All of those conversations fit equally well into Curley's statement that he "talk[ed] it over with Joe yesterday." In fact, given Joe's prior statements that he didn't get involved because he a) wasn't sure how the matter should be handled, and b) he didn't want to be seen as influencing the university's procedures, either in favor of Sandusky or against him, I'm more inclined to think that any input Joe gave Curley was neutral and deferential.
Dan Wetzel thinks otherwise:
According to Curley's email, Paterno participated more than he ever admitted, including likely talking Curley – and thus the others – out of the plan to turn Sandusky over to authorities.
Take a second for that one to sink in.It is now perfectly reasonable to postulate that Joe Paterno protected Jerry Sandusky, who had been a Penn State assistant coach from 1969 until retiring in 1999.
Dan Wetzel is wrong. Yes, the explanation he gives here is one possible explanation; there is no reason to think that it is the likely explanation. It is perfectly reasonable to consider the possibility that Joe protected Sandusky; it is NOT perfectly reasonable to postulate that it is so.
I want to know as much as possible about the conversation between Curley and Paterno. The substance of that conversation will go a long way towards giving us the information we need to pass final judgment on Joe's role in this whole mess. On one extreme end of the spectrum, Curley could have been all gung ho to drag Sandusky into the local CYS office by the collar, but Joe demanded that Sandusky remained protected. On the other end of the spectrum, Curley could have told Joe that he looked into McQueary's allegations, and it turned out that Jerry didn't do anything wrong, but they were still going to talk to Jerry about the incident and how it made McQueary uncomfortable, while Joe simply replied by saying he trusted Curley's judgment to do the right thing. The truth is probably somewhere in between the two, but closer to the latter.
Curley will no doubt testify about this conversation at his trial. He might tell the truth, he might not. But at least then we'll have SOMETHING on which to base our judgment of Joe. Right now, we have virtually nothing.
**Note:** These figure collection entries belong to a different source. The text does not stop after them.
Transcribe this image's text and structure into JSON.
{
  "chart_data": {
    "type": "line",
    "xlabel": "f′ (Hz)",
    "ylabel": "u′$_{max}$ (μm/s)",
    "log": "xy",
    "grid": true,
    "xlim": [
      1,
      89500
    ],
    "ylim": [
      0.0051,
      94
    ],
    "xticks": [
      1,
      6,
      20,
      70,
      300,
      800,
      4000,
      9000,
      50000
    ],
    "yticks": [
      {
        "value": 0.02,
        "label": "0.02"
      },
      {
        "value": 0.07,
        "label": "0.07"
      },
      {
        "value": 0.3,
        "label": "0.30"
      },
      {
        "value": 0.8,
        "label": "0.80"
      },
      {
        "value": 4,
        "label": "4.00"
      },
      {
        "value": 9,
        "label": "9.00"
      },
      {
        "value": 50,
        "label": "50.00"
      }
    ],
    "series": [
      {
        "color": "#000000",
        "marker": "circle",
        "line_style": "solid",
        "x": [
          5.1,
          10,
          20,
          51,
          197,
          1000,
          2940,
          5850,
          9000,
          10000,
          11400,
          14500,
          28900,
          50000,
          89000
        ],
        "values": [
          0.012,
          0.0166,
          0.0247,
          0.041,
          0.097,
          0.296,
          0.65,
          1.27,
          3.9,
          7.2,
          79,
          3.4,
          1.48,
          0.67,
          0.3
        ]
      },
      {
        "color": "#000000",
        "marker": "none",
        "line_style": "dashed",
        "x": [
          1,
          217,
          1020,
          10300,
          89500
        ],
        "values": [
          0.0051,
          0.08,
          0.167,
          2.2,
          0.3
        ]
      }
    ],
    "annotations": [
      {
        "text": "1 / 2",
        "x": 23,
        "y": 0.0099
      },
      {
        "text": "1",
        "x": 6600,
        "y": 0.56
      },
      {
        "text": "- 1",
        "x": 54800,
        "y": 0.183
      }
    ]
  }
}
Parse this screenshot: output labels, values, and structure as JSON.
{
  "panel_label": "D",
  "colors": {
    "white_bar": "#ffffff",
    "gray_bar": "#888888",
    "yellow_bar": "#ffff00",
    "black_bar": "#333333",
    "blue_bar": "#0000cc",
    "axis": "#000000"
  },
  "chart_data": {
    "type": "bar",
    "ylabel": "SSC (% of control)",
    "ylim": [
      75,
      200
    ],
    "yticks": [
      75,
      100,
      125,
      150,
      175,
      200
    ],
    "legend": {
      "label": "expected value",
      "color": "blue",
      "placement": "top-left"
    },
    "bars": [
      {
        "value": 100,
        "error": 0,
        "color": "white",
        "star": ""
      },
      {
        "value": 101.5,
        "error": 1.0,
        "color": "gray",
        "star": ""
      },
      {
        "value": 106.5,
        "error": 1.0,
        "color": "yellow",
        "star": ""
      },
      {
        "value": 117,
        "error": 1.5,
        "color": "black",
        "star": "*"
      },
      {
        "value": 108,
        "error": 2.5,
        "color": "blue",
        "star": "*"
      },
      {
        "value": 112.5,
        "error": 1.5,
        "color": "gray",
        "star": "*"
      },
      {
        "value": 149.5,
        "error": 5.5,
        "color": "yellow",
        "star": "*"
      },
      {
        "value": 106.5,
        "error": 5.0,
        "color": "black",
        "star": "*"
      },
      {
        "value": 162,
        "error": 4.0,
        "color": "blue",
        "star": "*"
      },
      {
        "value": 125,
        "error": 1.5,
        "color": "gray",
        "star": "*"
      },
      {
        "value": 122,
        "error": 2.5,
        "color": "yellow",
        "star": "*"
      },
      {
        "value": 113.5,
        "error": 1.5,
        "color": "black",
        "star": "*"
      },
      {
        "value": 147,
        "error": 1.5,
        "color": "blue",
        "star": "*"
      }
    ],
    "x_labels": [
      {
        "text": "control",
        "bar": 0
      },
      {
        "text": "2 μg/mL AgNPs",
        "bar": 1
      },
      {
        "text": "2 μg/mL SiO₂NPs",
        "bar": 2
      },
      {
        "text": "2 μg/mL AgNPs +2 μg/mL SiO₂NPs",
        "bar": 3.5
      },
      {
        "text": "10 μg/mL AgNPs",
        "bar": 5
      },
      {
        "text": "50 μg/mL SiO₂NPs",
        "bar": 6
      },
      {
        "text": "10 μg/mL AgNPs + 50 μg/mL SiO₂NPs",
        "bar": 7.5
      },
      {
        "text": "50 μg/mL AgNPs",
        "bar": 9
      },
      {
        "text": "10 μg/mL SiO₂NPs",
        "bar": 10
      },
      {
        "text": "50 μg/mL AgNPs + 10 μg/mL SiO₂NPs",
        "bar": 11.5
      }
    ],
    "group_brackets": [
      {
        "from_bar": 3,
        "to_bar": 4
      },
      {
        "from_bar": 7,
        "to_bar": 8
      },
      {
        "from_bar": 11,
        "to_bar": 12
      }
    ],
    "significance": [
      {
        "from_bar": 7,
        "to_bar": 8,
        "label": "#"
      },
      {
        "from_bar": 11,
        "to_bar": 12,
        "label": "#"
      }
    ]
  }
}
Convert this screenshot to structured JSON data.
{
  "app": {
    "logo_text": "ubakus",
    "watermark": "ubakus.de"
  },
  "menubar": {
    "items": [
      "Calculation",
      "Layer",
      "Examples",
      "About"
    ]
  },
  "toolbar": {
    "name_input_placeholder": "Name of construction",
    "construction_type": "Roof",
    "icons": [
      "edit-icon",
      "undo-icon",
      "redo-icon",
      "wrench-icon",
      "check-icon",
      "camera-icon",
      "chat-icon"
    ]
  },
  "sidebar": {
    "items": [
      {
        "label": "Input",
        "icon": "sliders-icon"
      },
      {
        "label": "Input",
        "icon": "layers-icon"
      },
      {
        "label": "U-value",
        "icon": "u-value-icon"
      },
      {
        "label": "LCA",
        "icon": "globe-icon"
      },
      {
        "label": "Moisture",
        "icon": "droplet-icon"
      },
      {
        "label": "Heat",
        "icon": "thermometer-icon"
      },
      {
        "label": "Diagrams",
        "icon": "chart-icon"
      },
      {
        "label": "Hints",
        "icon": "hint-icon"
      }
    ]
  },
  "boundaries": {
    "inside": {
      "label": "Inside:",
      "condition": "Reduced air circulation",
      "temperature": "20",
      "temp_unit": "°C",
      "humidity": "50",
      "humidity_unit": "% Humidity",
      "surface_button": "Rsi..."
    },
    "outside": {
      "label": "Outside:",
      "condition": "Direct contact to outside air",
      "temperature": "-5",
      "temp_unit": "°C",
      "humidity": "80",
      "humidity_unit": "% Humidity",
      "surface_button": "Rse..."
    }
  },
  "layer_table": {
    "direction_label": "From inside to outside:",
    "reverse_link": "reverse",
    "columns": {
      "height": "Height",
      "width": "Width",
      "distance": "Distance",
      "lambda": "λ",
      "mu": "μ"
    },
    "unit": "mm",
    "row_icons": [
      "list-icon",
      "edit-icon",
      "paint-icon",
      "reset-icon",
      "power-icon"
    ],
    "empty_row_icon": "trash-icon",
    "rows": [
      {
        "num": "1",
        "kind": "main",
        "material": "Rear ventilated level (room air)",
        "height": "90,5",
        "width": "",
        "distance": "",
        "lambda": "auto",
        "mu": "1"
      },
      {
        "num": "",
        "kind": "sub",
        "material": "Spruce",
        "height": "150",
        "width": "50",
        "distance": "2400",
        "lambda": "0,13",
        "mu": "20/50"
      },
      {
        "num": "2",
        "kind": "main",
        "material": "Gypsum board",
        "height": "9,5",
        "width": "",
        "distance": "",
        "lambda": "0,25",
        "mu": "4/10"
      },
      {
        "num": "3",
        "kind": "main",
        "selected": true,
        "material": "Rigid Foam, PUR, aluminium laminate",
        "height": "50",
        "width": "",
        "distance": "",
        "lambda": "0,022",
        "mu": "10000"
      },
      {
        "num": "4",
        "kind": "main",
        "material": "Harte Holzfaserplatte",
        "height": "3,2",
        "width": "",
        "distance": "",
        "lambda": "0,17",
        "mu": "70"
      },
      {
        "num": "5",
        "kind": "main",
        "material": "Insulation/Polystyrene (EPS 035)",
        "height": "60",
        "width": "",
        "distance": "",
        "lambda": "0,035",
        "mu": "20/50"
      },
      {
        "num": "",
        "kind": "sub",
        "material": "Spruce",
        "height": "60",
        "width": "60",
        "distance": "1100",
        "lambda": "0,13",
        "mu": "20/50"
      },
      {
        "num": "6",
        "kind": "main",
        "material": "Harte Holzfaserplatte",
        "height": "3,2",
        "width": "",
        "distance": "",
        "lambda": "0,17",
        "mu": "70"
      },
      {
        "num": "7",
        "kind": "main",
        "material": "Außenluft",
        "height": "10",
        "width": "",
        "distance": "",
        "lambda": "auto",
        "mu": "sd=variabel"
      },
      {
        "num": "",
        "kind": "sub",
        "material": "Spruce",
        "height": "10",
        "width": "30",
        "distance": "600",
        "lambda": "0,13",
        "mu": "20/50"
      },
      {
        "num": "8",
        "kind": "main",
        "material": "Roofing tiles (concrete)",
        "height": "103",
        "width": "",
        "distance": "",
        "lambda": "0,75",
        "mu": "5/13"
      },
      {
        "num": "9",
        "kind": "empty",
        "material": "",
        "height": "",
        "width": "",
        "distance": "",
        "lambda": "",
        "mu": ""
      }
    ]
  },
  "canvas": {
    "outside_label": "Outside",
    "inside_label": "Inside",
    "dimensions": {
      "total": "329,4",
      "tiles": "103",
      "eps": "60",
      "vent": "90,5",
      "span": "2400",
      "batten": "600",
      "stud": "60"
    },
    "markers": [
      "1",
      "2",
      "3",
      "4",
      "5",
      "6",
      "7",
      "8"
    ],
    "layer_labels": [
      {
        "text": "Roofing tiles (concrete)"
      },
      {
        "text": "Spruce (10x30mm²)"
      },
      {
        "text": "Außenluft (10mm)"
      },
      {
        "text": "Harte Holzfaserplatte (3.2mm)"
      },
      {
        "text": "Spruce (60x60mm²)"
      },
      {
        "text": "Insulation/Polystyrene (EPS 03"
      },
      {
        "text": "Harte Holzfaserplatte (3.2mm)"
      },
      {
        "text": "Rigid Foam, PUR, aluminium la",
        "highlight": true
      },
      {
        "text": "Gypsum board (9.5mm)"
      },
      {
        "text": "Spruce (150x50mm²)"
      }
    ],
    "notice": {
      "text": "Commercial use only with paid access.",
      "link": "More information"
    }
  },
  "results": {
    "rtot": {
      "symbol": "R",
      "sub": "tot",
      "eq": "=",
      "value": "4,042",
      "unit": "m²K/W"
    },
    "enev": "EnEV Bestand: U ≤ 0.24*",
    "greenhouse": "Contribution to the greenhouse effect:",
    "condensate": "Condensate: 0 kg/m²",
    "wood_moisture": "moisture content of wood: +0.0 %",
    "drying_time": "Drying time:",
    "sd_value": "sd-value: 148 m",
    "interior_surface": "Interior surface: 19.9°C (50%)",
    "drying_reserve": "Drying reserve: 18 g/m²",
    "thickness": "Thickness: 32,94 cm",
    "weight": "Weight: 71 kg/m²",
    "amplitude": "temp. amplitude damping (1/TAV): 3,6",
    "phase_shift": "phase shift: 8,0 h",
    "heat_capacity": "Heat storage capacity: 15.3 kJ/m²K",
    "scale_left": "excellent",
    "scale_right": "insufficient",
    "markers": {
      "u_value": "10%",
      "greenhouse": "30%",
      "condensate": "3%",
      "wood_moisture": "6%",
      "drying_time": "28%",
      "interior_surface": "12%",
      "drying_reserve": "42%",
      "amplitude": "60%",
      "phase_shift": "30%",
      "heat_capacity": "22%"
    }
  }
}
But if Wetzel's article is any indication, the public will once again rush to judgment of Joe. Eight months ago, they condemned him for not "following up" when no one know for sure whether he did or not. Now, we have evidence that Joe followed up not only with Curley, but also with McQueary. It's possible that the nature of that follow up will condemn him; it's equally possible that the nature of that follow up will exonerate him. But either way, I don't think we'll find out until the public has already made up its mind.